Zonguldak’a yapılan santrallerin ne kadar çevreye duyarlı olduğu tartışılır.

Kime göre duyarlı?

Araçların egzoz salınım değerleri konusunda bile Avrupa standartlarını uygulayamayan, uygulamak istemeyen Türkiye’nin standartlarına göre mi, örnek gösterilen Avrupa’nın standartlarına göre mi?

Mesela, Avrupa’nın neresinde bir Çatalağzı örneği var?

Muslu örneği var?

Hiç birini bilmiyoruz.

Sizin de aydınlatmak için gerçekçi bir çabanız yok.
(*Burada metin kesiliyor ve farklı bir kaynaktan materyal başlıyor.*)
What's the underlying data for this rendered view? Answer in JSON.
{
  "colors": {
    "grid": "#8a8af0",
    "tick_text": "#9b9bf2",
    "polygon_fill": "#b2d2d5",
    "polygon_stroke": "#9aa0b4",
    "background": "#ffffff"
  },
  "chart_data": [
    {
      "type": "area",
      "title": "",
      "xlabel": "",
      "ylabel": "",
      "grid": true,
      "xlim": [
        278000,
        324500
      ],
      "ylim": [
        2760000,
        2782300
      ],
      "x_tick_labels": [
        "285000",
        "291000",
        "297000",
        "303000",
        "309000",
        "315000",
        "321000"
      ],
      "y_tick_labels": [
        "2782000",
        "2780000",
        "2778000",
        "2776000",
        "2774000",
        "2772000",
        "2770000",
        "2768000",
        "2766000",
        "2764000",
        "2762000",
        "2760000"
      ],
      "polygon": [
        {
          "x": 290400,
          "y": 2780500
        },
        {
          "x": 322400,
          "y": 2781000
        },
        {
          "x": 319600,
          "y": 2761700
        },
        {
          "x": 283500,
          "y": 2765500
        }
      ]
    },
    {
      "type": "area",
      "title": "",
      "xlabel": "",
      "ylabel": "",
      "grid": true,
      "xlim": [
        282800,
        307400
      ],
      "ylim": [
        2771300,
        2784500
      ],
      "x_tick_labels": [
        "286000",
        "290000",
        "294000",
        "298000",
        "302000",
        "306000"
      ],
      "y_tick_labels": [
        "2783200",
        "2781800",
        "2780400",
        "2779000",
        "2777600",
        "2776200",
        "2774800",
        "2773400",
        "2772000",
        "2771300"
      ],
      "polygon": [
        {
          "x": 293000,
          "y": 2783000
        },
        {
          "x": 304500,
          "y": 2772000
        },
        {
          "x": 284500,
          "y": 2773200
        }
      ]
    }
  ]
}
Karşı çıkan halkın yatırım düşmanı ilan edildiği, linç edilmeye çalışıldığı bir Türkiye’de, hangi halkın dediği oluyor, Allah aşkına…

Doğru veya yanlış, eksik veya fazla, abartılı veya normal karşı çıkanları, “Bir avuç çevreci bunlar” diyerek yok saymadan önce halkın ne dediğini anlamaya çalışın.

Gelin Çatalağzı’nda yaşayın.

Halkı dinleyin.

Gerçekten bu santraller sigaradan daha masum ise, değil 14, 144 tane yapın!

[*] [*] [*] [*]

Eyyy Halil Posbıyık…

Neredesin?

Kimse senin kadar anlatamıyor, bu kentin derdini!